In apprentissage automatique, a mini-batch is a small, randomly selected subset of the full training dataset that is used to update the model’s parameters during training. This approach allows for a balance between the efficiency of batch processing and the robustness of stochastic algorithme de descente de gradient (SGD). Instead of using the entire dataset for each mise à jour des paramètres, which can be computationally expensive and time-consuming, mini-batch training processes a fraction of the data at a time.
Mini-batches typically range in size from a few examples to several hundred, depending on the dataset and the model being trained. The choice of mini-batch size can significantly affect the training dynamics, convergence speed, and final performance du modèle. A smaller mini-batch may lead to noisier updates but can provide a more exploratory training process, while a larger mini-batch may stabilize the convergence but at the cost of potentially missing the optimal solution.
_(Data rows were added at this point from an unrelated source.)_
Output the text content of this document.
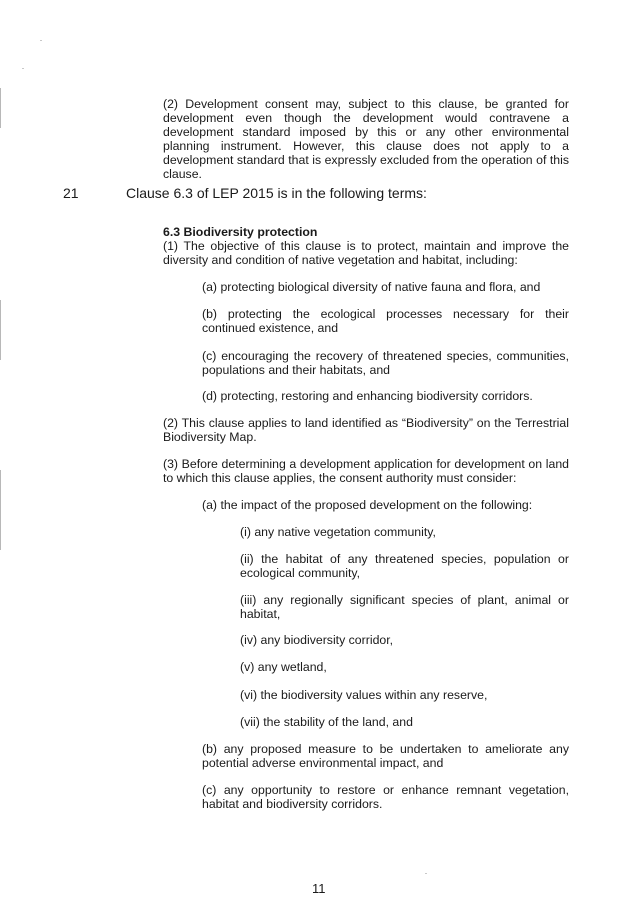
(2) Development consent may, subject to this clause, be granted for development even though the development would contravene a development standard imposed by this or any other environmental planning instrument. However, this clause does not apply to a development standard that is expressly excluded from the operation of this clause.

21	Clause 6.3 of LEP 2015 is in the following terms:

6.3 Biodiversity protection

(1) The objective of this clause is to protect, maintain and improve the diversity and condition of native vegetation and habitat, including:

(a) protecting biological diversity of native fauna and flora, and

(b) protecting the ecological processes necessary for their continued existence, and

(c) encouraging the recovery of threatened species, communities, populations and their habitats, and

(d) protecting, restoring and enhancing biodiversity corridors.

(2) This clause applies to land identified as “Biodiversity” on the Terrestrial Biodiversity Map.

(3) Before determining a development application for development on land to which this clause applies, the consent authority must consider:

(a) the impact of the proposed development on the following:

(i) any native vegetation community,

(ii) the habitat of any threatened species, population or ecological community,

(iii) any regionally significant species of plant, animal or habitat,

(iv) any biodiversity corridor,

(v) any wetland,

(vi) the biodiversity values within any reserve,

(vii) the stability of the land, and

(b) any proposed measure to be undertaken to ameliorate any potential adverse environmental impact, and

(c) any opportunity to restore or enhance remnant vegetation, habitat and biodiversity corridors.

11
L'utilisation de mini-lots aide également à exploiter le le traitement parallèle capabilities of modern hardware, such as GPUs, making the training process faster and more efficient. Additionally, mini-batch training facilitates online learning scenarios where data arrives in streams, allowing the model to update frequently without needing the entire dataset at once.
Overall, mini-batch training is a widely used technique in deep learning and other areas of machine learning, balancing l'efficacité computationnelle avec un apprentissage efficace.